Hacker News new | ask | show | jobs
by phenkdo 1707 days ago
can you explain how you are hashing the video? i took a quick look at the github and don't see details...
3 comments

They're extracting video frames at some interval (default of 1 second) as 144x144px stills and then turning them into a square collage. That collage then has a perceptual hash performed on it.

The major problem here is two videos with the exact same content but slightly different times (say one with a couple second intro) will rarely if ever have a positive match.

The only cases I see where this particular scheme helpful is where you've got videos with the same contents but different encodings. The length will be the same but quality between two encodings (and names) might be different. This would help you find them in a sea of files.

A simple improvement would be to only check the frame from the middle of each video first. If the frame at the same time stamp are the same in one part you've got a non-zero probability of a match. Then you can attempt to check more frames radiating out from the center point. Negative matches will fail fast and save you work. It also matches when the lengths are dissimilar because of trims or splices at the beginning and end of the videos.

A second improvement would be to pick a frame from the A video and scan through the B video (or segment of each) to find a high probability match. Then check other segments of the video for matches in the same way.

Trying to turn a video into a single static representation and comparing it is not the best.

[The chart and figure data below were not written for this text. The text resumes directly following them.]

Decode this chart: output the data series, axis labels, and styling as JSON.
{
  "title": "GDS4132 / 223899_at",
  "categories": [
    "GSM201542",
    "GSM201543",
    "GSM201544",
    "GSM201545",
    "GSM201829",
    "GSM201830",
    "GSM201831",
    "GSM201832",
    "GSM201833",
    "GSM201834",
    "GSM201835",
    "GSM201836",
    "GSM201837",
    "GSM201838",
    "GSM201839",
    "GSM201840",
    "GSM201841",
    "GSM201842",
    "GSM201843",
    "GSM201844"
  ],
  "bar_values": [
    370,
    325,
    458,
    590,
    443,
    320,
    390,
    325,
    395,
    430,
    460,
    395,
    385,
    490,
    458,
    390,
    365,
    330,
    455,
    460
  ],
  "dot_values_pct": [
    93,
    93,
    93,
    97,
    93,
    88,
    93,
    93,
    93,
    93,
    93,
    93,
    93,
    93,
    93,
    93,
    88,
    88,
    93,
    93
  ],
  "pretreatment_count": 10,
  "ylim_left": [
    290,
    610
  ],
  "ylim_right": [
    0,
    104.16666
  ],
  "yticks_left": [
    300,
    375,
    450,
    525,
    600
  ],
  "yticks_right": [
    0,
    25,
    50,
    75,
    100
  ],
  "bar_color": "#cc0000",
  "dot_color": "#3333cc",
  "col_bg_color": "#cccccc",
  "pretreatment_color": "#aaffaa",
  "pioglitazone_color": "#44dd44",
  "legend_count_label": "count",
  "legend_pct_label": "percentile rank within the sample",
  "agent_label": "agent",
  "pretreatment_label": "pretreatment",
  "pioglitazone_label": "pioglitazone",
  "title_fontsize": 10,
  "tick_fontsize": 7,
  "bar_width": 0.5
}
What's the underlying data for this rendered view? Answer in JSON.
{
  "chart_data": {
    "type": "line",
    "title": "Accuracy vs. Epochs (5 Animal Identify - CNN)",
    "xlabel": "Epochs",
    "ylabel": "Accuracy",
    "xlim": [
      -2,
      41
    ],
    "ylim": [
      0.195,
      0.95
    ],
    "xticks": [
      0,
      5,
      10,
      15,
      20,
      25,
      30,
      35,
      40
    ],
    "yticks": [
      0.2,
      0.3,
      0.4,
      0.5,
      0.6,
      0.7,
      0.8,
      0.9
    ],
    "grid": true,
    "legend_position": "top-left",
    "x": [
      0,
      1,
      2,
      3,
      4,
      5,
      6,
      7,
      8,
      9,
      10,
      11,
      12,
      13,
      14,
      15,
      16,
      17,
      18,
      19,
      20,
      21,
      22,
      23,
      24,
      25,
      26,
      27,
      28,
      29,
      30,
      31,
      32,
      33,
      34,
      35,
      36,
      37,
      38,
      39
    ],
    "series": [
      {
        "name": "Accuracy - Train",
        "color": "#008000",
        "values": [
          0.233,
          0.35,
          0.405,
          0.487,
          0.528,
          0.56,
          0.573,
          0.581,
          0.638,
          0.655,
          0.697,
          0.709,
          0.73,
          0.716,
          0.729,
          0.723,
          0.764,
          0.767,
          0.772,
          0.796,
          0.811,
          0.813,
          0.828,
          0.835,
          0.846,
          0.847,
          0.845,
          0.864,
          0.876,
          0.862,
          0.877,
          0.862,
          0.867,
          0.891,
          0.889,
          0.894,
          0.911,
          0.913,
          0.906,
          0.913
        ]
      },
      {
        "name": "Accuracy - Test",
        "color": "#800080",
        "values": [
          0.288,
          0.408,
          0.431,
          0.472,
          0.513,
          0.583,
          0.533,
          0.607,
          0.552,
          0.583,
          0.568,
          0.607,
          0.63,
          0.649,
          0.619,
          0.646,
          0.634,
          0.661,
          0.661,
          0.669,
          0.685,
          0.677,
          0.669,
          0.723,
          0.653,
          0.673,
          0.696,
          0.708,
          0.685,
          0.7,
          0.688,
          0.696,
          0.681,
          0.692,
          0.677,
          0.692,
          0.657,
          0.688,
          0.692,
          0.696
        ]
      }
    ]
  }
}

Wouldn't it make more sense to convert the video to greyscale and e.g. detect significant changes of brightness during frames and store them as vector coordinates (% of the playtime, brightness delta)?
That could work. But I think limiting your search to brightness patterns is going to make for a lot of false positives. The brightness search might make for a good first pass to find a subset of the corpus for a more in depth search.
I think it creates a collage of the video frames: https://github.com/akamhy/videohash/blob/8759b6ad7fdabcdf4dd...

and passes that on to the videohash.py module to generate a hash: https://github.com/akamhy/videohash/blob/main/videohash/vide...

by using the library imagehash: https://pypi.org/project/ImageHash/

It's open source ;)

Apparently, they extract video frames using FFMPEG, create a collage out of those frames, then use the whash method of the python imagehash package.

So it's basically reducing video hashing to image hashing, which was previously solved.